1) What’s happening in the markets and why?
Renewed concerns around LNG supply saw gas prices push up above 5% on the UK front month contract yesterday. Following Hurricane Beryl, the startup of the Freeport LNG export facility in Texas has been slower than the market had previously expected. With Europe now reliant on the global LNG market, traders remain acutely aware of potential disruptions. Freeport announced that one train will return to operation this week, but that the other two trains will be still ongoing hurricane repairs for an unspecified period of time. This seemed to be enough to trigger LNG supply side fears and push prices higher on Monday across the curve. Today feedgas data shows that Freeport LNG is already ramping up the first train, with flows averaging today at 12mcm/d and are still increasing which has seen prices push back slightly. Traders will continue to weigh the supply impact against fundamentals which are pretty comfortable right now . European stock levels are over 80% full, higher than usual for the time of year. Stronger renewable generation and steady flows from Norway have also helped to soften supply concerns.

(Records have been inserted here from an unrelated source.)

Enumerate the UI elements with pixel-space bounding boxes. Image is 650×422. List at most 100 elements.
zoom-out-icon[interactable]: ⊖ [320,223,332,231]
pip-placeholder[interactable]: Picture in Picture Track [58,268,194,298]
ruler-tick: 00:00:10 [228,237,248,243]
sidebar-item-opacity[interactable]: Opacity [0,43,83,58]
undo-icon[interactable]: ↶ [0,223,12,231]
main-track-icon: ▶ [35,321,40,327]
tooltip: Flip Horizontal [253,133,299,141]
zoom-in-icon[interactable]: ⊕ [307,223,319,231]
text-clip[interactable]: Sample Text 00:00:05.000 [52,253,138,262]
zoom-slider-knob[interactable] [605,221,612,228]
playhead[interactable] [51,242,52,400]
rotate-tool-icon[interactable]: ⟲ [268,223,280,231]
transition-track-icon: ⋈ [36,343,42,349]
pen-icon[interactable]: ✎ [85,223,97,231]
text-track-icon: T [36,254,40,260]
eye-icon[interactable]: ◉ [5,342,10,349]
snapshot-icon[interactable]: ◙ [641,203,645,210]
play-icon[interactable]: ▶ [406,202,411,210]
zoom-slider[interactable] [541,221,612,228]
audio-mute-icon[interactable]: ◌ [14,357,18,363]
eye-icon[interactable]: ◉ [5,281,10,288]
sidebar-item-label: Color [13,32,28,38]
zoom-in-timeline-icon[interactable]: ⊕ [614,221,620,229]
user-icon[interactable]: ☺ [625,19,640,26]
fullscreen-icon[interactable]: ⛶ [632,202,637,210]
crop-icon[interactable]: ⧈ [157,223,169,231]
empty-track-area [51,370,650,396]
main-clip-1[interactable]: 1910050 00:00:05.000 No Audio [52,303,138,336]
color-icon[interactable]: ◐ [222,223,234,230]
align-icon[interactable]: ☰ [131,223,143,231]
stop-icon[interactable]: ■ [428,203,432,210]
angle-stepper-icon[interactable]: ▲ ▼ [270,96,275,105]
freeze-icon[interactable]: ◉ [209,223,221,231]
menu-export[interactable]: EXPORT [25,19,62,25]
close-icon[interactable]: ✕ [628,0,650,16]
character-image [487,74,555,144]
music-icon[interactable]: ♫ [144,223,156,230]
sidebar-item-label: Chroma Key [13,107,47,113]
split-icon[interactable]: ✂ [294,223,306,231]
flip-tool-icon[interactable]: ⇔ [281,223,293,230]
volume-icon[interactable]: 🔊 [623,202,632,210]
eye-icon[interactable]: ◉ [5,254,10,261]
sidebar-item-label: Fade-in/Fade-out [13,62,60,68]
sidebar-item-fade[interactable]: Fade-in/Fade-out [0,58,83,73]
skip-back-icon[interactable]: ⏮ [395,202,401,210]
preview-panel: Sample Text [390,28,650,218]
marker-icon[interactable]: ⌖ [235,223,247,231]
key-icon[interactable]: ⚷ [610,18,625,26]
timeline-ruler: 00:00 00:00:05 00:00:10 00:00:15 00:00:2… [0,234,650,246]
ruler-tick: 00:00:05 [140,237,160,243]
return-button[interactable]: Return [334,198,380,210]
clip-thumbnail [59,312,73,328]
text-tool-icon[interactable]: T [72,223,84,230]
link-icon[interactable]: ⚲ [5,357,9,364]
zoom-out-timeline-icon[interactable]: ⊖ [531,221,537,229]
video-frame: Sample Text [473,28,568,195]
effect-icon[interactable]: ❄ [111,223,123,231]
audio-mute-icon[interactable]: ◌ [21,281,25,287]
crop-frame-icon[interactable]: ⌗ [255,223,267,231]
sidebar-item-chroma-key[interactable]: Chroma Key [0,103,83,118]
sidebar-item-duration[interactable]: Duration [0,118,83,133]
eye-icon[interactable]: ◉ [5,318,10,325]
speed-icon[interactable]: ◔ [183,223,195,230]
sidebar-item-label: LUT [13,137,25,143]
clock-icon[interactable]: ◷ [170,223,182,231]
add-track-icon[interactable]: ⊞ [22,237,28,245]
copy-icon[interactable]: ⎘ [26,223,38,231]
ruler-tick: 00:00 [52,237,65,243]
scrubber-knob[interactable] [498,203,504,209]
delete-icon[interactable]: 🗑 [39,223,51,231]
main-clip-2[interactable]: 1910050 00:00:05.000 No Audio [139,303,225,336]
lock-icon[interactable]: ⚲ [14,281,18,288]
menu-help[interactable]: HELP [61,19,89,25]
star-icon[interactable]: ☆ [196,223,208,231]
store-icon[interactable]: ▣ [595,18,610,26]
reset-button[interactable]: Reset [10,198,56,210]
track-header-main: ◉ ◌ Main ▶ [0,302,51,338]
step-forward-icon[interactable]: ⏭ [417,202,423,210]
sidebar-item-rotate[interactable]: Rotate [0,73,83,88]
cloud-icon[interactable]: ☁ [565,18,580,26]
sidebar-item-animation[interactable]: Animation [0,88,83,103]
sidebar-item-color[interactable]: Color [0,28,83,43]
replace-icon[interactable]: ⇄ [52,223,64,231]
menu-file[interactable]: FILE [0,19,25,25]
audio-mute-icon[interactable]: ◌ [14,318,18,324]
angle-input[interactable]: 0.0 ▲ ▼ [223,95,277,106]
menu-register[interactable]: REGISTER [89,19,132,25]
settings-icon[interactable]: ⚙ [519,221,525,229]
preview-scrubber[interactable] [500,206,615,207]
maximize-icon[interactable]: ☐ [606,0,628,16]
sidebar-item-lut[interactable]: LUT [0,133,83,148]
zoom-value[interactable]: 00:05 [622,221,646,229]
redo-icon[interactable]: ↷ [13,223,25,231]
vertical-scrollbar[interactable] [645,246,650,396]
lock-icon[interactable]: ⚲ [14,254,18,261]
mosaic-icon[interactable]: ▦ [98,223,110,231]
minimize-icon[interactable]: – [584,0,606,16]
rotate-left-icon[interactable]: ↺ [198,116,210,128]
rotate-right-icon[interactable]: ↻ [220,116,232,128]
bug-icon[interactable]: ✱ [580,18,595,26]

2) What should energy buyers look out for?
Looking ahead, uncertainty over remaining Russian flows through Ukraine and the risk of a colder-than-normal winter will continue to dominate the market. At the end of August into September Norwegian maintenance will once again kick in and therefore energy buyers should continue keep a close eye on the Norwegian maintenance schedule.
3) What would you recommend?
Depending on your cover levels, taking some volume now given prices have eased to levels seen not seen for a few months, may offset any further risk premiums. However, if you have already taken a significant amount of cover and are comfortable you may want to hold off closer to delivery to try and capture extra value – this will be dependent on your risk appetite.